First of all, I do know there's a restrict of not to mix LWT and non LWT operation on Cassandra.
From my observation in our application, one of the reason for such restriction is:
Since java driver 3.0, normal insertion will use a timestamp generated from client side, but LWT insertion will use the timestamp from server side, and Cassandra uses a last-write-win strategy.
I'm aware of the performance impaction of using an LWT (4 round trip / paxos / etc...), but our case is we put our DC level distributed lock on Cassandra.
So when try to acquire the lock, we use a LWT insertion, but to speed up the lock performance, we use a normal deletion when releasing the lock.
Then we're facing the data corruption caused by mixing usage of LWT and non LWT operation.
Which is, our deletion success, but with an earlier timestamp so it doesn't take effect.
Then our first fix is to run a LOCAL_QUORUM query with writetime() function to retrieve the write timestamp, add 1 milli second to it, and use "USING TIMESTAMP" to set it when deletion.
Then we realized it still doesn't work, because the timestamp retrieved with LOCAL_QUORUM seems not the final write time for the data inserted by LWT. Still, we process a deletion with an earlier timestamp.
So actually I have 3 questions:
- Dose the data inserted by LWT has different timestamps in different replicas, which actually generated from Cassandra nodes during 3rd step of LWT paxos (propose / accept)?
- Dose a query with consistency level LOCAL_QUORUM to the data inserted by LWT considers the response writetime the latest one from its ACKs? For example, 3 replicas inserted by LWT have 3 different timestamps, and a LOCAL_QUORUM query retrieves 2 of them and uses the latest timestamp of these 2 as the write time of the response?
- If we have to insist doing so (insert by LWT then normal delete), can we use the LOCAL_SERIAL consistency level and writetime() function to retrieve the timestamp, and use it as the timestamp for normal deletion to make sure the deletion works?

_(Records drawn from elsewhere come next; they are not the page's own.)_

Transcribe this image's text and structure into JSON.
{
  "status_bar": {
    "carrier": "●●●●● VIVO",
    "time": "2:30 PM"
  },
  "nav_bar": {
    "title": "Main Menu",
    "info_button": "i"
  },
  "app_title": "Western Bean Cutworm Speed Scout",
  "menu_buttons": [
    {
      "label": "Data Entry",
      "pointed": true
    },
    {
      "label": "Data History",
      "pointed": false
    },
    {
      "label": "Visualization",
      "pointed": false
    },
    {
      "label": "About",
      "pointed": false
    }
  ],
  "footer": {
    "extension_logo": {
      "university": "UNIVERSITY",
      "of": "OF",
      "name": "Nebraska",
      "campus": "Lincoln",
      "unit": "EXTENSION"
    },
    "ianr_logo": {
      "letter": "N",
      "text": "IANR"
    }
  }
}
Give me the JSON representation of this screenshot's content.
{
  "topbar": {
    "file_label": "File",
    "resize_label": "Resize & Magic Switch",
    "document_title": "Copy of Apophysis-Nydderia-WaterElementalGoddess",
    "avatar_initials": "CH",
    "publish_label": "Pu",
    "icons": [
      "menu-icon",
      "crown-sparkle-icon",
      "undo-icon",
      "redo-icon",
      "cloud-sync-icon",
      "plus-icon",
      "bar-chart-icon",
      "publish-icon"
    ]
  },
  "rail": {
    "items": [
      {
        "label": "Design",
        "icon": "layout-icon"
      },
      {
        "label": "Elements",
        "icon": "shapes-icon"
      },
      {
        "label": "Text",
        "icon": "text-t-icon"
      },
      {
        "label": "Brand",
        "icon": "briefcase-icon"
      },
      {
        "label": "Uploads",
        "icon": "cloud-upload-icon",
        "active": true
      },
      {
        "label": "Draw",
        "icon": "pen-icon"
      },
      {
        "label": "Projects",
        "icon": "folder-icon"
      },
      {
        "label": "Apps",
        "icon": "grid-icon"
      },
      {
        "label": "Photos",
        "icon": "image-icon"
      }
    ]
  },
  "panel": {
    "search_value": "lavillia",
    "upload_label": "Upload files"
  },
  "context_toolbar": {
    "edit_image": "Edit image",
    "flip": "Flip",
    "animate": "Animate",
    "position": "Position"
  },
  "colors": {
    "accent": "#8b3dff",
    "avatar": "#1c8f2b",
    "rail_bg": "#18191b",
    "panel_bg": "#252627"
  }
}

Or, is the only choice for us is to use both LWT insertion and LWT deletion for our user lock or abandon our distributed lock on Cassandra?
CREATE TABLE "sample"."distributed_lock" ( lock_id uuid, owner uuid, PRIMARY KEY (lock_id) );
The way acquiring lock with LWT, CL = LOCAL_SERIAL
CONSISTENCY LOCAL_SERIAL; INSERT INTO "sample"."distributed_lock" (lock_id, owner) VALUES(fake-uuid-1, fake-uuid-2) IF NOT EXISTS;
The previous way releasing lock without LWT, CL = LOCAL_QUORUM. We will use
CONSISTENCY LOCAL_QUORUM; SELECT WRITETIME(owner), lock_id, owner FROM "sample"."distributed_lock"; DELETE FROM "sample"."distributed_lock" WHERE lock_id = "fake-uuid-fetched-above" USING TIMESTAMP "write-time-fetched-above";
Then deletion doesn't take effect, moreover, the writetime retrieved by SELECT is different from the writetime retrieved after a while.
So if we change the consistency level in the last step, from LOCAL_QUORUM to LOCAL_SERIAL. Will it work in any cases?
Any discussion is welcomed and thanks in advance ~